Teatro/ Moni Ovadia e il registro dei peccati

Mondo

di Rossella De Pas

Moni Ovadia è tornato al Teatro Libero per tre serate, dal 20 al 22 aprile, con uno spettacolo divertente e godibile dal titolo “Il registro dei peccati”. Con esso ha condotto il pubblico, numerosissimo, in un viaggio all’interno di quel mondo khassidico a lui tanto caro.

Il mondo khassidico rievocato, composto da uomini dalle lunghe barbe che vestivano di bianco e nero, era in realtà un mondo coloratissimo, ricco di spiritualità e di valori, perfettamente rappresentato nei dipinti di Marc Chagall.

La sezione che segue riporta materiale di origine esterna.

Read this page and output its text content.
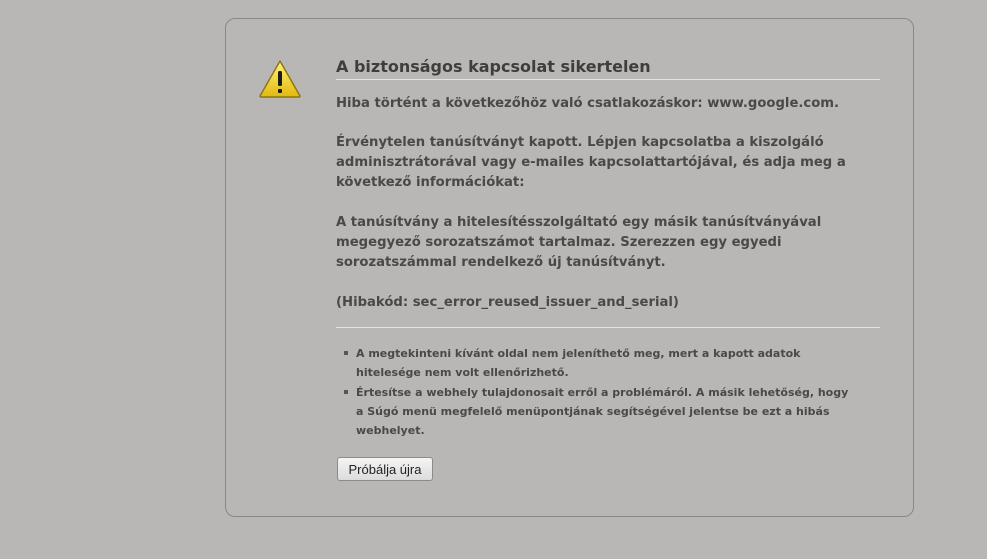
A biztonságos kapcsolat sikertelen

Hiba történt a következőhöz való csatlakozáskor: www.google.com.

Érvénytelen tanúsítványt kapott. Lépjen kapcsolatba a kiszolgáló adminisztrátorával vagy e-mailes kapcsolattartójával, és adja meg a következő információkat:

A tanúsítvány a hitelesítésszolgáltató egy másik tanúsítványával megegyező sorozatszámot tartalmaz. Szerezzen egy egyedi sorozatszámmal rendelkező új tanúsítványt.

(Hibakód: sec_error_reused_issuer_and_serial)

A megtekinteni kívánt oldal nem jeleníthető meg, mert a kapott adatok hitelesége nem volt ellenőrizhető.
Értesítse a webhely tulajdonosait erről a problémáról. A másik lehetőség, hogy a Súgó menü megfelelő menüpontjának segítségével jelentse be ezt a hibás webhelyet.
Próbálja újra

Tre le caratteristiche peculiari di questo mondo: la capacità di raccontare storie, il saper cantare e l’umorismo. Moni Ovadia approfondisce ognuna di queste attraverso midrashim, storielle, canzoni (fra tutte un Bezet Israel da brividi), barzellette, a volte rievocando personaggi esterni al mondo ebraico.

Davvero esilarante la parte inerente l’umorismo, tradizionalmente radicato nel DNA ebraico.

Il ridere ebraico affonda le sue radici lontano, nelle origini della Sacra Scrittura, in quell’Annunciazione biblica tenuta generalmente in minor conto di quella cristiana e che pure svolge un ruolo fondamentale nella formazione dell’identita’ ebraica. L’arcangelo annuncia ad Abramo ultracentenario che avra’ un figlio da sua moglie Sara ultranovantenne e gia’ sterile nei suoi anni fecondi. Abramo ride, e Sara, che ha udito da lontano, ride anche lei. L’arcangelo le fa notare la sua impertinenza. Sara nega di aver riso, ma l’arcangelo ribadisce: “No! Tu hai riso!”. Ho sempre immaginato con malizioso piacere il riso dell’Eterno quando vede l’espressione di Sara e di Abramo di fronte a questa impossibile gravidanza. Comunque l’Eterno chiedera’ che questo figlio del miracolo abbia nome Izhak (Isacco), che significa “colui che ride”. Il figlio del grande “traghettatore” il quale dara’ discendenza alla stirpe di Israele ha il riso nel nome e, considerando che il nome salda l’anima al corpo dell’essere umano, non e’ difficile capire la centralita’ del ridere nel pensiero ebraico. L’umorismo degli ebrei che dalla Torah e dal Talmud, attraverso i maestri del Khassidismo, scende nel letz e nel badkhen, mitici giullari e buffoni del mondo ebraico creatori del witz, arriva fino a noi con i grandi comedians della Mitteleuropa e d’oltreoceano. Questo umorismo e’ un bagliore filosofico che illumina le insolubili contraddizioni dell’esistenza attraverso un vertiginoso meccanismo autodelatorio, e’ la critica della ragion paradossale che spiazza la violenza e sfibra il pregiudizio.
(“Divertiti Roberto, da oggi sei ebreo honoris causa”, di Moni Ovadia, Il Corriere della sera, 19/12/2007)

Uno spettacolo estremamente divertente che speriamo di poter rivedere, magari per qualche giorno in più rispetto alle due date concesse dal Teatro Libero.